Next-Gen Desktop for Next-Gen…No…All Employees
There’s a lot of talk about “the Millennials” these days—how they live and work and interact in a digitally disrupted world. As a Sociology major, I find it fascinating. As a 55-year-old high-tech professional, I find it nauseating. Like I don’t use a smart phone and adeptly use apps and the web and even the “Internet of Things.” Harumph.
If you’re reading this blog, there is an excellent chance that you work in the arena of customer engagement, which is being bombarded by higher customer expectations (nay, demands), rapid technical advances, and competitive comparisons that are one click away. It doesn’t matter how old you are or how old your staff members are; we’re all in this together. And guess what? You can teach an old dog new tricks.
If you’ve hired the right people, you have a small army of customer advocates who want to provide great experiences to customers. (See Steven Thurlow’s post entitled Empowering the Next-Gen Customer Advocate.)
Employees who spend most of their day interacting with customers (in a customer engagement center) or doing work on behalf of customers (in the back office) need to have a click-reducing interface to their activities that is streamlined, intuitive, contextual, fast, and unified.
Customer data is often spread all over the place—contact info here, billing info there, products and services over yonder, and interaction history scattered about. Navigating that is costly. Omer Minkara’s research at Aberdeen pegs it at 15 percent of an agent’s time. Check out this 90-second video intro to his research.
A modern employee desktop helps front-line and back-office employees:
- Focus on understanding and meeting the specific needs and requirements of each customer—to exceed customer expectations throughout the journey.
- Be ready for every interaction with all the right context and resources at hand—to provide swift, personalized information and issue resolution.
- Create and leverage opportunities to go above and beyond—to delight the customer to support exemplary experiences that win over customers’ hearts and minds.
- Be responsive to evolving customer, employee and business needs—so employees can embrace the role of customer advocate, as opposed to simply company agent.
Employees who serve customers want to be empowered and enabled by the systems they use. Brian Clancy, manager of contact center operations for AARP, told me that his Member Relationship Associates were elated to have tools that made their work easier and faster.
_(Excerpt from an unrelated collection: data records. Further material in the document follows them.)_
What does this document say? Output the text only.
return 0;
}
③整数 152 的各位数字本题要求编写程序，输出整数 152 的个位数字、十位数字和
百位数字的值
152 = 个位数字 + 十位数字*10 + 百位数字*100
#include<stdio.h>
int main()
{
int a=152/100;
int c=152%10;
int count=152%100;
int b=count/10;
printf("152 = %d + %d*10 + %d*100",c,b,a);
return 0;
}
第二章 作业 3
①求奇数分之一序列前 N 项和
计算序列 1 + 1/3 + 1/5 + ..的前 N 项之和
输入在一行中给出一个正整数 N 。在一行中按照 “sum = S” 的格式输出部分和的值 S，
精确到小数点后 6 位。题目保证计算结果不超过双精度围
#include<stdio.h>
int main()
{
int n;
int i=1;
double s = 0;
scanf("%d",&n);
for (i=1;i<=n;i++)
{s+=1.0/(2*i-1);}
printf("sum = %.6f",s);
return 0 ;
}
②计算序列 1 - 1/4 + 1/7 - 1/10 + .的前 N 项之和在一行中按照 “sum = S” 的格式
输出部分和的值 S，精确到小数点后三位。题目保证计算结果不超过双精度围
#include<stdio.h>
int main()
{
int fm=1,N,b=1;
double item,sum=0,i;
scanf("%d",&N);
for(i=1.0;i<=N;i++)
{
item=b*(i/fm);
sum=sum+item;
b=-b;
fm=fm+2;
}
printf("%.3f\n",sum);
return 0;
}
What used to take 10-11 steps now takes one. Providing them with up-to-date knowledge used to take four hours and now takes minutes. Transaction training time has been significantly reduced, allowing more time to spend on infusing new-hires with the AARP mission and culture. You can hear all about it in a webinar I’m doing with Brian on October 13 (register to attend or view the recording here).
Full disclosure: I am a card-carrying AARP member—a quinquagenarian privilege—and I use the app on my smart phone.